In any case, Mahar said no resorts closed as result of COVID and there were no COVID outbreaks associated with Vermont ski resorts.

While COVID didn’t keep everyone away from the resorts, it did tend to keep them out of the lodges and restaurants and hotels. Mahar said lodging revenue was down by 60% and food and beverage revenue plummeted by 70%.

“Even on a day we had a lot of skiers, you’d go into the cafeteria and there were crickets,” Bolton Valley Resort President Lindsay DesLauriers said. “There was no way around that. There was no way around taking a hit.”

At Pico, tailgating became a common sight in the parking lot. Mahar said she was confident that however much fun visitors had with apres-ski grilling, most of them would be back in the lodges next season.

“It really is weather-dependent, and we do have some cold-weather days,” she said. “That’ll be interesting to see what does change in the long run, but I think people will still want to have their beer at the bar and a hot lunch, and get warm.”

DesLauriers said being one of the state’s smaller resorts worked out strongly in Bolton’s favor this year.
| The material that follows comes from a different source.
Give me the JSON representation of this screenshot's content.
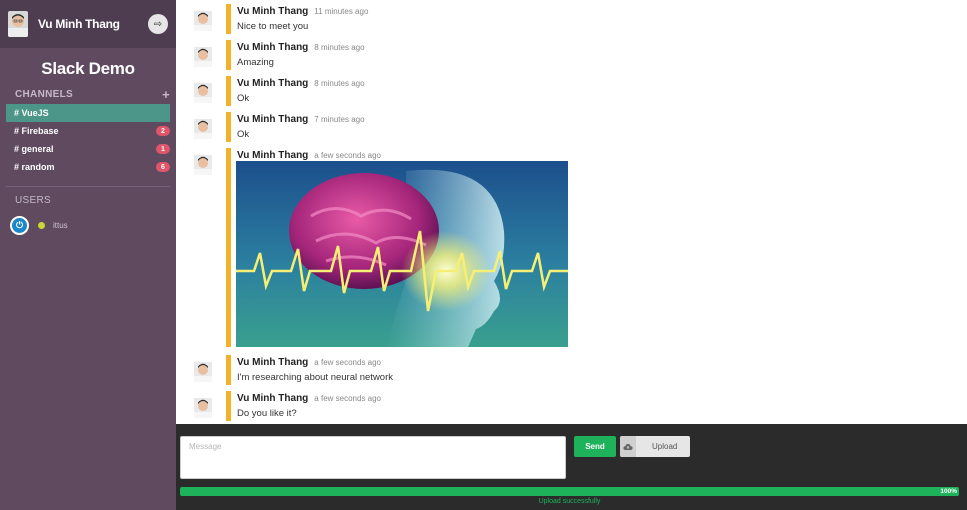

She said roughly 70% of their visitors live within a 45-minute radius, so they did not take nearly the same hit as larger resorts more reliant on out-of-state and foreign visitors.

It was hard to get the larger resorts to discuss the season. Killington and Sugarbush did not respond to inquiries and Okemo responded with an email that offered no detail about the 2022-21 season but listed its pass prices for next year.

“Without a doubt, the pandemic has devastated the Vermont economy in so many ways, whether that’s businesses or the people who work for them,” said Betsy Bishop, president of the Vermont Chamber of Commerce. “I think as we are all looking forward to a time when we can return to a new normal, there are still going to be difficulties.”

A big part of that difficulty, according to Mahar, Bishop and Pelham, is debt. Just because a business is still running, they said, doesn’t mean they will come out of the pandemic unscathed.

“As we start to see the economy recover, what people don’t see is the amount of debt that’s been acquired in the last 13 months,” Bishop said. “That does not go away in a summer season. ... That’s going to take a very long time. ... Being open does not equal being profitable. I think there’s a long road to recovery.”

Mahar said a number of resorts are hoping the wedding season will be strong enough to at least begin to close the gap, and Pelham said the state is planning another $50 million in economic recovery grants. Bishop said there is one more challenge to be overcome though — an apparent labor shortage.

“If we don’t have our workers return to work, that will be a restraint on the recovery as well,” she said. “I would encourage people to get their vaccine and bring their patience when they go out to eat or go to a store. ... With a decreased workforce and the restaurant industry still having less than 100% capacity, I think demand may stretch our previous business model.”